Why I was contacted by Anti-Muhammad Filmmaker
By Walid Shoebat
The controversy over the anti-Muhammad video the Obama administration attempted to blame for the attack in Benghazi on 9/11/12, resurfaced recently when an exhaustive New York Times piece doubled down on the involvement of that video. In his December 28, 2013 piece, Cairo Bureau Chief David Kirkpatrick blamed the video again.
It is for this reason that I felt compelled to come forward about a recent phone call I received from the maker of that video.
Several weeks ago, I was contacted by none other than the maker of the Innocence of Muslims, Nakoula Basseley Nakoula. When I asked him how he was able to get my private number, he told me something that was later proven to be false. In light of Kirkpatrick’s journalistic malpractice and Nakoula’s untruthfulness, there is one aspect to that conversation that I feel must be conveyed.
Nakoula wanted me to help him clear the name of my cousin, Eiad Salameh, with whom Nakoula still communicates. Though there is plenty more, that is as far as I am willing to go about the details of our conversation.
But that is quite a bombshell all by itself.
About one month after the Benghazi attacks, Jessica Chasmar at the Washington Times published my claims. A short time later, another reputable journalist at the Times – Kerry Picket – asked some very tough questions about the curious handling of Nakoula’s case by the Feds.
As we have written before, Nakoula has a longtime partnership with Eiad. Ever since the video was introduced into the Benghazi controversy, Nakoula has been portrayed as the victim in a free speech battle. Conservative media has decried his treatment by the Obama administration, saying he was made an example of for making the video but this could all be the result of a political stunt.
If this were true, why had he worked with my cousin – a Muslim fundamentalist who hates Coptic Christians – for so long? Better still, why would he contact me more than a year later in order to help Eiad? In 2011, the Canadian authorities attempted to hand Eiad over to the U.S. Feds on a silver platter but they wouldn’t take him.
This is indeed curious when one considers that Nakoula was given a reduced sentence in 2010 in order to help the Feds nab Eiad Salameh. If the Feds took no interest in Eiad after the Canadians arrested him, why was Nakoula given a lighter sentence?

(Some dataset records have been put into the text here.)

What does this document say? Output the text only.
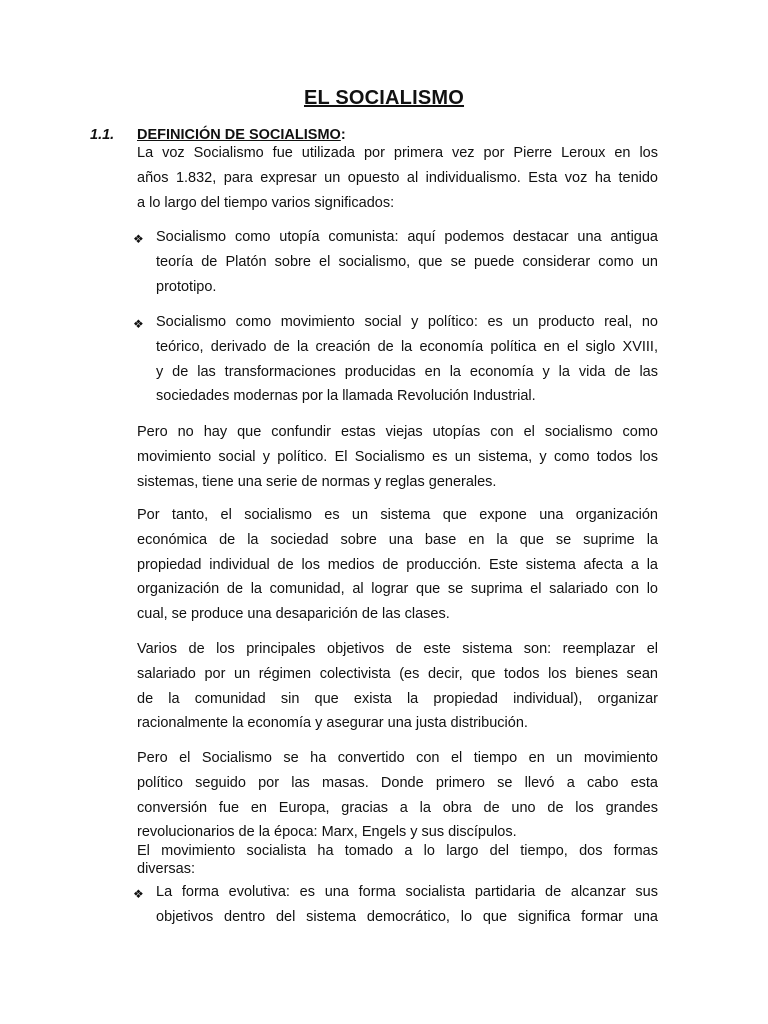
EL SOCIALISMO
1.1. DEFINICIÓN DE SOCIALISMO:
La voz Socialismo fue utilizada por primera vez por Pierre Leroux en los
años 1.832, para expresar un opuesto al individualismo. Esta voz ha tenido
a lo largo del tiempo varios significados:
❖ Socialismo como utopía comunista: aquí podemos destacar una antigua
teoría de Platón sobre el socialismo, que se puede considerar como un
prototipo.
❖ Socialismo como movimiento social y político: es un producto real, no
teórico, derivado de la creación de la economía política en el siglo XVIII,
y de las transformaciones producidas en la economía y la vida de las
sociedades modernas por la llamada Revolución Industrial.
Pero no hay que confundir estas viejas utopías con el socialismo como
movimiento social y político. El Socialismo es un sistema, y como todos los
sistemas, tiene una serie de normas y reglas generales.
Por tanto, el socialismo es un sistema que expone una organización
económica de la sociedad sobre una base en la que se suprime la
propiedad individual de los medios de producción. Este sistema afecta a la
organización de la comunidad, al lograr que se suprima el salariado con lo
cual, se produce una desaparición de las clases.
Varios de los principales objetivos de este sistema son: reemplazar el
salariado por un régimen colectivista (es decir, que todos los bienes sean
de la comunidad sin que exista la propiedad individual), organizar
racionalmente la economía y asegurar una justa distribución.
Pero el Socialismo se ha convertido con el tiempo en un movimiento
político seguido por las masas. Donde primero se llevó a cabo esta
conversión fue en Europa, gracias a la obra de uno de los grandes
revolucionarios de la época: Marx, Engels y sus discípulos.
El movimiento socialista ha tomado a lo largo del tiempo, dos formas
diversas:
❖ La forma evolutiva: es una forma socialista partidaria de alcanzar sus
objetivos dentro del sistema democrático, lo que significa formar una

Getting off easy was not new to Nakoula. In 1997, he was arrested over his involvement in a drug ring that included a terrorist organization.
The Daily Beast reported that Nakoula got off so easy that it was suspicious:
Nakoula nonetheless only spent just two days in jail, getting off with three years’ probation when he could have gotten hard time.
“Sounds like he’s an informant,” observes a law-enforcement official familiar such matters, though not with the particulars of this case.
The bust came around the time the feds were launching Operation Mountain Express, which would become a huge investigation into pseudoephedrine-dealing involving numerous people of a Middle Eastern background. The authorities initially insisted there were no links to terrorism, but suddenly switched and decided that a chunk of the money was going to Hizbullah.
One of the subplots to the controversy over the video was that the actors were deceived. Inflammatory words they never said during the filming of the video were dubbed in later. Does this sound like the work of an honest Christian who is trying to tell the truth about Islam? Deceit is a tenet of Islam, not of Christianity.
My cousin Eiad is a Muslim fundamentalist who hates Coptic Christians. Why would Nakoula be trying to help him to this day?
If Nakoula was willing to deceive actors, would he not be willing to deceive westerners into believing that the movie was produced as part of Christian activism? Knowing Eiad the way I do, it’s the only real explanation I can think of that would explain my cousin’s willingness to partner with Nakoula for so long.
Of all the anti-Islamic materials and content that is available for Muslims to get enraged by, why would the very shoddy work of a man with longstanding, verifiable ties to a Muslim fundamentalist who should despise him? Under the Obama administration, beginning in 2009, the federal government knows both Eiad and Nakoula quite well.
In fact, well enough to make Benghazi about a video.